LoRA PEFT for DeepSeek-R1-Distill-Qwen-1.5B模型
模型准备
首先到 hugging face 或者魔搭上下载相对应的模型文件。国内服务器用在 hugging face 上下载模型实在慢,我一般习惯用 git lfs 下载,所以就直接上魔搭了。模型文件可以在这里找到:
(说起来之前还用过 hugging face 的国内镜像网站,但那个很多时候也不稳定,所以一般现在都是直接先从魔搭上提前下好模型到本地,然后路径访问了,,,)

准备数据
我这里是先拿了一个简单的数据集示例练手,具体可以参考夸克网盘:https://pan.quark.cn/s/a220f415b35c
一般训练、微调都是用 json 格式,因此要先进行转换:
with open("./dataset/dataset.jsonl", "w", encoding="utf-8") as f:
for s in samples:
json_line = json.dumps(s, ensure_ascii=False)
f.write(json_line + "\n")
else:
print("data prepare done")
dataset = load_dataset("json", data_files="./dataset/dataset.jsonl", split="train")
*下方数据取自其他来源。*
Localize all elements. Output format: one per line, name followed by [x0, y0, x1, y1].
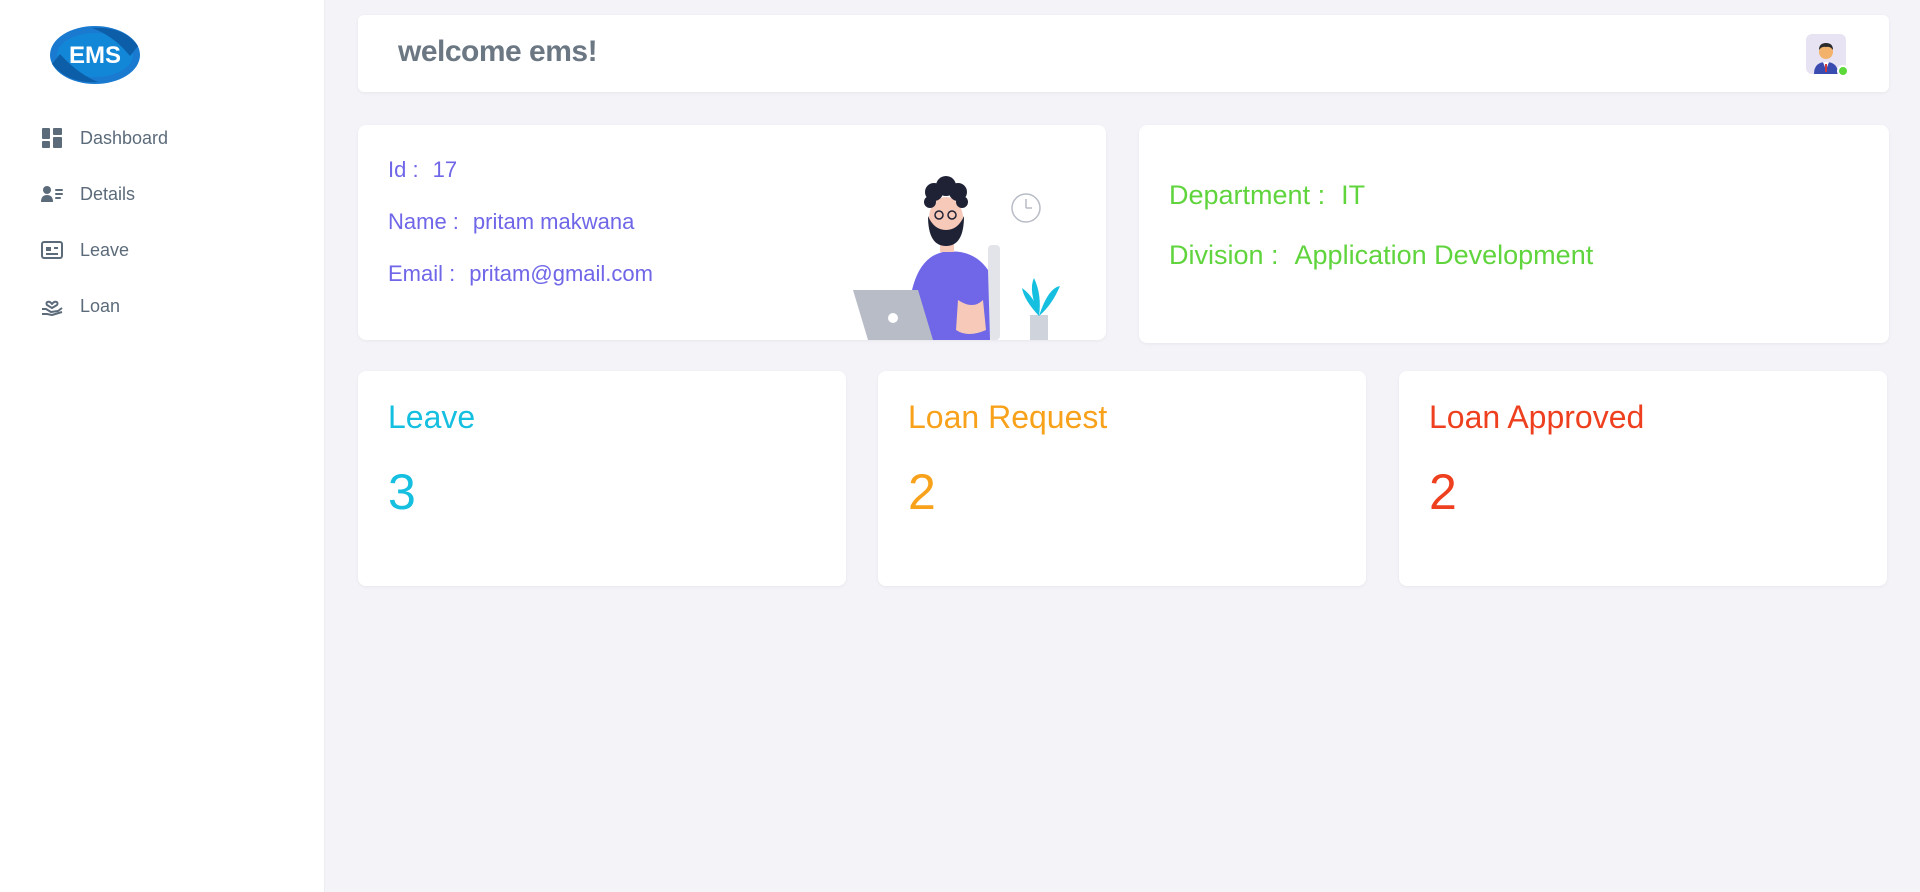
loan-approved-stat-value: 2: [1429, 464, 1457, 520]
leave-stat-title: Leave: [388, 399, 476, 435]
sidebar-item-details[interactable]: Details: [0, 166, 325, 222]
sidebar-item-label: Dashboard: [80, 127, 169, 148]
online-status-dot: [1837, 65, 1849, 77]
department-label: Department :: [1169, 180, 1326, 210]
svg-text:EMS: EMS: [69, 42, 121, 69]
user-list-icon: [40, 182, 64, 206]
avatar[interactable]: [1806, 34, 1849, 77]
dashboard-icon: [40, 126, 64, 150]
sidebar-item-label: Details: [80, 183, 136, 204]
employee-name-row: Name : pritam makwana: [388, 209, 634, 235]
name-value: pritam makwana: [472, 209, 635, 234]
sidebar-item-label: Leave: [80, 239, 130, 260]
leave-stat-value: 3: [388, 464, 416, 520]
department-card: Department : IT Division : Application Dev…: [1139, 125, 1889, 343]
email-value: pritam@gmail.com: [469, 261, 653, 286]
division-row: Division : Application Development: [1169, 240, 1593, 271]
ems-logo[interactable]: EMS: [48, 24, 142, 86]
department-row: Department : IT: [1169, 180, 1365, 211]
id-label: Id :: [388, 157, 419, 182]
division-value: Application Development: [1294, 240, 1594, 270]
leave-stat-card[interactable]: Leave 3: [358, 371, 846, 586]
person-at-laptop-illustration: [848, 160, 1078, 340]
profile-card: Id : 17 Name : pritam makwana Email : prita…: [358, 125, 1106, 340]
employee-id-row: Id : 17: [388, 157, 457, 183]
loan-request-stat-card[interactable]: Loan Request 2: [878, 371, 1366, 586]
page-title: welcome ems!: [398, 35, 598, 68]
sidebar-item-dashboard[interactable]: Dashboard: [0, 110, 325, 166]
division-label: Division :: [1169, 240, 1279, 270]
sidebar: EMS Dashboard Details Leave Loan: [0, 0, 325, 892]
sidebar-item-leave[interactable]: Leave: [0, 222, 325, 278]
sidebar-item-loan[interactable]: Loan: [0, 278, 325, 334]
sidebar-nav: Dashboard Details Leave Loan: [0, 110, 325, 334]
sidebar-item-label: Loan: [80, 295, 121, 316]
id-card-icon: [40, 238, 64, 262]
top-bar: welcome ems!: [358, 15, 1889, 92]
hand-heart-icon: [40, 294, 64, 318]
id-value: 17: [432, 157, 458, 182]
loan-approved-stat-card[interactable]: Loan Approved 2: [1399, 371, 1887, 586]
loan-request-stat-value: 2: [908, 464, 936, 520]
loan-request-stat-title: Loan Request: [908, 399, 1108, 435]
department-value: IT: [1341, 180, 1366, 210]
loan-approved-stat-title: Loan Approved: [1429, 399, 1645, 435]
email-label: Email :: [388, 261, 456, 286]
name-label: Name :: [388, 209, 459, 234]
employee-email-row: Email : pritam@gmail.com: [388, 261, 653, 287]
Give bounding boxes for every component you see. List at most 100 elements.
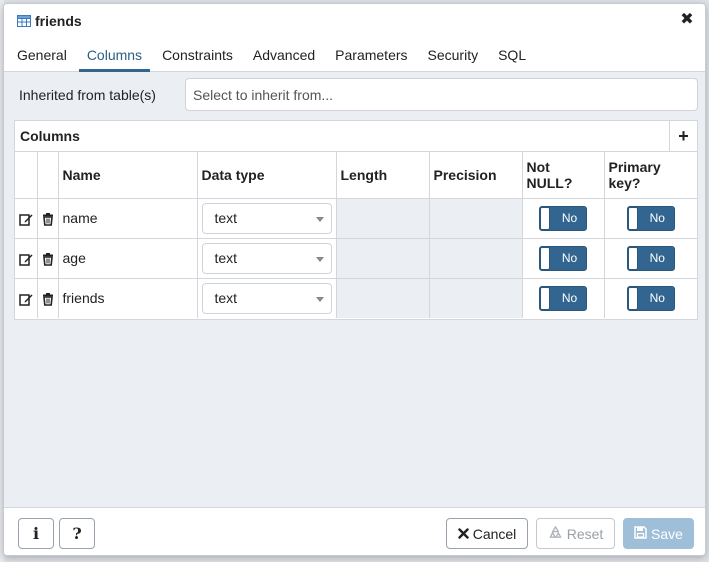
close-icon: [458, 526, 469, 542]
dialog-title: friends: [35, 13, 82, 29]
chevron-down-icon: [315, 216, 324, 222]
edit-icon[interactable]: [19, 292, 33, 307]
inherit-select[interactable]: [185, 78, 698, 111]
toggle-label: No: [649, 250, 665, 265]
primary-key-toggle[interactable]: No: [626, 245, 675, 271]
toggle-knob: [540, 286, 550, 310]
table-row: friends text No No: [15, 278, 697, 318]
header-data-type: Data type: [197, 152, 337, 199]
primary-key-toggle[interactable]: No: [626, 205, 675, 231]
header-name: Name: [58, 152, 198, 199]
dialog-footer: i ? Cancel Reset Save: [4, 507, 705, 555]
tab-columns[interactable]: Columns: [78, 38, 151, 72]
toggle-label: No: [649, 290, 665, 305]
precision-cell: [429, 238, 523, 279]
edit-cell: [15, 198, 38, 239]
not-null-cell: No: [522, 278, 605, 318]
column-name-cell[interactable]: age: [58, 238, 198, 279]
edit-icon[interactable]: [19, 212, 33, 226]
table-properties-dialog: friends ✖ General Columns Constraints Ad…: [3, 3, 706, 556]
toggle-knob: [627, 206, 638, 230]
data-type-value: text: [214, 250, 238, 266]
header-edit-col: [15, 152, 38, 199]
question-icon: ?: [72, 524, 82, 543]
delete-cell: [37, 278, 59, 318]
trash-icon[interactable]: [41, 252, 55, 266]
edit-cell: [15, 238, 38, 279]
precision-cell: [429, 198, 523, 239]
columns-table: Name Data type Length Precision Not NULL…: [15, 152, 697, 318]
length-cell: [336, 278, 430, 318]
not-null-cell: No: [522, 238, 605, 279]
tab-bar: General Columns Constraints Advanced Par…: [4, 38, 705, 72]
inherit-label: Inherited from table(s): [19, 87, 156, 103]
column-name-cell[interactable]: friends: [58, 278, 198, 318]
tab-security[interactable]: Security: [420, 38, 487, 71]
toggle-label: No: [561, 290, 578, 305]
table-icon: [17, 14, 31, 28]
delete-cell: [37, 238, 59, 279]
precision-cell: [429, 278, 523, 318]
toggle-knob: [540, 206, 550, 230]
toggle-knob: [627, 246, 638, 270]
column-name-cell[interactable]: name: [58, 198, 198, 239]
info-button[interactable]: i: [18, 518, 54, 549]
toggle-knob: [627, 286, 638, 310]
table-row: age text No No: [15, 238, 697, 279]
save-button[interactable]: Save: [623, 518, 694, 549]
floppy-disk-icon: [634, 525, 647, 542]
header-not-null: Not NULL?: [522, 152, 605, 199]
data-type-cell: text: [197, 238, 337, 279]
data-type-cell: text: [197, 198, 337, 239]
primary-key-cell: No: [604, 278, 697, 318]
not-null-toggle[interactable]: No: [539, 205, 587, 231]
inherit-row: Inherited from table(s): [18, 78, 698, 112]
columns-panel-title: Columns: [20, 128, 80, 144]
save-button-label: Save: [651, 525, 683, 542]
columns-panel: Columns + Name Data type Length Precisio…: [14, 120, 698, 320]
help-button[interactable]: ?: [59, 518, 95, 549]
tab-constraints[interactable]: Constraints: [154, 38, 241, 71]
header-precision: Precision: [429, 152, 523, 199]
dialog-titlebar: friends ✖: [4, 4, 705, 38]
header-primary-key: Primary key?: [604, 152, 697, 199]
table-header-row: Name Data type Length Precision Not NULL…: [15, 152, 697, 199]
close-icon[interactable]: ✖: [679, 12, 695, 28]
trash-icon[interactable]: [41, 292, 55, 307]
chevron-down-icon: [315, 296, 324, 302]
not-null-toggle[interactable]: No: [539, 245, 587, 271]
tab-advanced[interactable]: Advanced: [245, 38, 323, 71]
toggle-knob: [540, 246, 550, 270]
trash-icon[interactable]: [41, 212, 55, 226]
add-column-button[interactable]: +: [669, 121, 697, 151]
primary-key-cell: No: [604, 238, 697, 279]
header-delete-col: [37, 152, 59, 199]
primary-key-toggle[interactable]: No: [626, 285, 675, 311]
cancel-button[interactable]: Cancel: [446, 518, 528, 549]
data-type-cell: text: [197, 278, 337, 318]
toggle-label: No: [561, 250, 578, 265]
primary-key-cell: No: [604, 198, 697, 239]
data-type-value: text: [214, 290, 238, 307]
data-type-value: text: [214, 210, 238, 226]
tab-general[interactable]: General: [9, 38, 75, 71]
length-cell: [336, 198, 430, 239]
data-type-select[interactable]: text: [201, 242, 332, 274]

train_test_split = dataset.train_test_split(test_size=0.1)
train_dataset = train_test_split["train"]
test_dataset = train_test_split["test"]
这里把脚本里的数据集按 prompt + completion 格式将每个元素转换为 JSON 字符串并写入文件,每行都是一个独立的 JSON 对象。例如:
{“prompt”: “Question 1: What is the first step to improving your singing voice?”, “completion”: “Answer 1: Begin by warming up your vocal cords with gentle exercises like humming or lip trills.”}
一般从 hugging face 上下载下来的数据集有不少也是 json 格式,比如之前用到的 ARC 数据集。但大部分都是直接打包成 arrow 格式,这时候直接用 datasets 库的 load_dataset() 方法加载数据集并分词就可以了。train_test_split() 方法可以按比例将数据分割成训练集和测试集。
分词处理
要让数据能够被模型识别,需要使用分词器将数据字符转换为真正的数字形式。一般模型都会带有 tokenizer,可以先加载:
model_name = "/d2/mxy/Models/DeepSeek-R1-Distill-Qwen-1.5B"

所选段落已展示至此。